We have information about 21 new criminal cases filed in April, against 22 people, on the basis of aggressive public speech.

Since the beginning of the year, we have learned of 96 convictions, of the same number of people, for such statements.

We have information about eight people sanctioned in April for aggressive statements under Article 20.3.1 of the Code of Administrative Offenses (CAO) (incitement to hatred). Seven people were punished for xenophobic statements on social networks, including Telegram and VKontakte, about Muslims, Central Asians, Tuvans and other unnamed ethnic groups. Another was penalized for shouting several racist slurs at a fellow villager in a village club. One person was placed under administrative arrest, and the other seven were fined. In total, we are aware of 125 such court decisions since the beginning of this year.

We know of two people fined in April under Article 20.29 CAO (production and distribution of extremist materials). One of them is Vladimir Melikhov, the owner of the “Museum of Anti-Bolshevik Resistance” in Podolsk and the memorial complex “Don Cossacks in the Fight against the Bolsheviks” in the stanitsa Yelanskaya. On April 18, the Sholokhovsky District Court of Rostov Oblast fined Melikhov because of two sculptures depicting Don Cossack ataman Pyotr Krasnov that are part of the memorial: law enforcement agencies and the court felt that they should be classified as extremist materials as portraits of a Nazi collaborator; the court also ordered their confiscation. Earlier, law enforcers seized documents and books dedicated to Krasnov, as well as paintings by Wehrmacht General Helmut von Pannwitz and collaborator Sergei Pavlov in the Rostov complex.

Since the beginning of the year, we have recorded a total of 25 cases of penalties for distributing materials included in the Federal List of Extremist Materials.

The list itself was updated twice in February (on April 2 and April 29), with the addition of items 5461 and 5462. Two Ukrainian songs “Arise, Kursk” and “Rusnya is running through Ukrainian Donbass” were added to the list.

Two items were added to the Federal List of Extremist Organizations in April. One is an association of Arsenal soccer fans called the Cyborgs, which was declared extremist by the Tula Regional Court in January 2025. The second is described as an association “whose members are: Evgeny Alexandrovich Chernyak, ... Bespalov Alexander Stepanovich, ... Lazutin Andrei Andreevich, ...Kurbakov Ivan Mikhailovich”, recognized as extremist by the Leninsky District Court of Kursk on June 4, 2024; it refers to a Ukrainian business group that included owners of alcohol production plants.

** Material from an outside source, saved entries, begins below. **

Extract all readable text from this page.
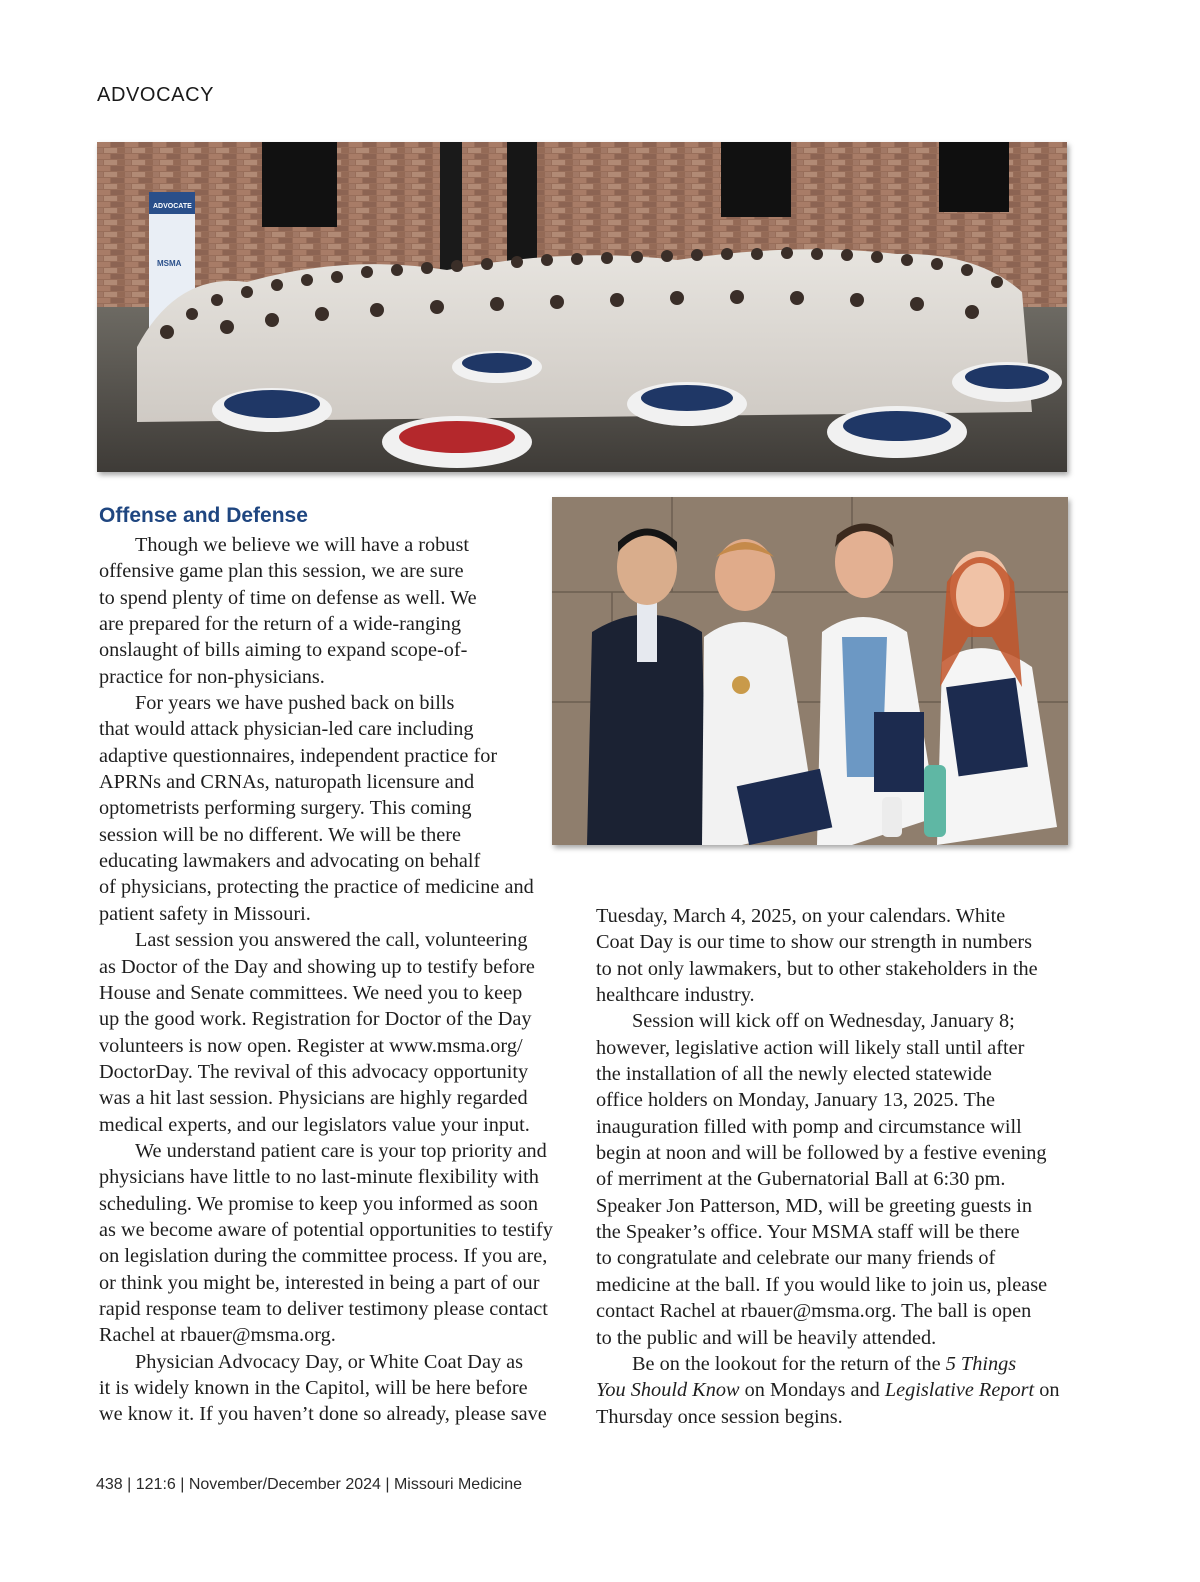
ADVOCACY
ADVOCATE
MSMA
Offense and Defense
Though we believe we will have a robust
offensive game plan this session, we are sure
to spend plenty of time on defense as well. We
are prepared for the return of a wide-ranging
onslaught of bills aiming to expand scope-of-
practice for non-physicians.
For years we have pushed back on bills
that would attack physician-led care including
adaptive questionnaires, independent practice for
APRNs and CRNAs, naturopath licensure and
optometrists performing surgery. This coming
session will be no different. We will be there
educating lawmakers and advocating on behalf
of physicians, protecting the practice of medicine and
patient safety in Missouri.
Last session you answered the call, volunteering
as Doctor of the Day and showing up to testify before
House and Senate committees. We need you to keep
up the good work. Registration for Doctor of the Day
volunteers is now open. Register at www.msma.org/
DoctorDay. The revival of this advocacy opportunity
was a hit last session. Physicians are highly regarded
medical experts, and our legislators value your input.
We understand patient care is your top priority and
physicians have little to no last-minute flexibility with
scheduling. We promise to keep you informed as soon
as we become aware of potential opportunities to testify
on legislation during the committee process. If you are,
or think you might be, interested in being a part of our
rapid response team to deliver testimony please contact
Rachel at rbauer@msma.org.
Physician Advocacy Day, or White Coat Day as
it is widely known in the Capitol, will be here before
we know it. If you haven’t done so already, please save
Tuesday, March 4, 2025, on your calendars. White
Coat Day is our time to show our strength in numbers
to not only lawmakers, but to other stakeholders in the
healthcare industry.
Session will kick off on Wednesday, January 8;
however, legislative action will likely stall until after
the installation of all the newly elected statewide
office holders on Monday, January 13, 2025. The
inauguration filled with pomp and circumstance will
begin at noon and will be followed by a festive evening
of merriment at the Gubernatorial Ball at 6:30 pm.
Speaker Jon Patterson, MD, will be greeting guests in
the Speaker’s office. Your MSMA staff will be there
to congratulate and celebrate our many friends of
medicine at the ball. If you would like to join us, please
contact Rachel at rbauer@msma.org. The ball is open
to the public and will be heavily attended.
Be on the lookout for the return of the 5 Things
You Should Know on Mondays and Legislative Report on
Thursday once session begins.
438 | 121:6 | November/December 2024 | Missouri Medicine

On April 17, the Supreme Court of the Russian Federation satisfied the claim of the Prosecutor General to suspend the ban on the activities of the Taliban, which had been banned as a terrorist organization in 2003. Thus, the law adopted in December 2024, according to which if a movement has stopped propaganda, justification and support of terrorism, it can be removed from the list of terrorist organizations, was applied for the first time. However, so far, the Taliban has not been removed from this list published on the FSB website.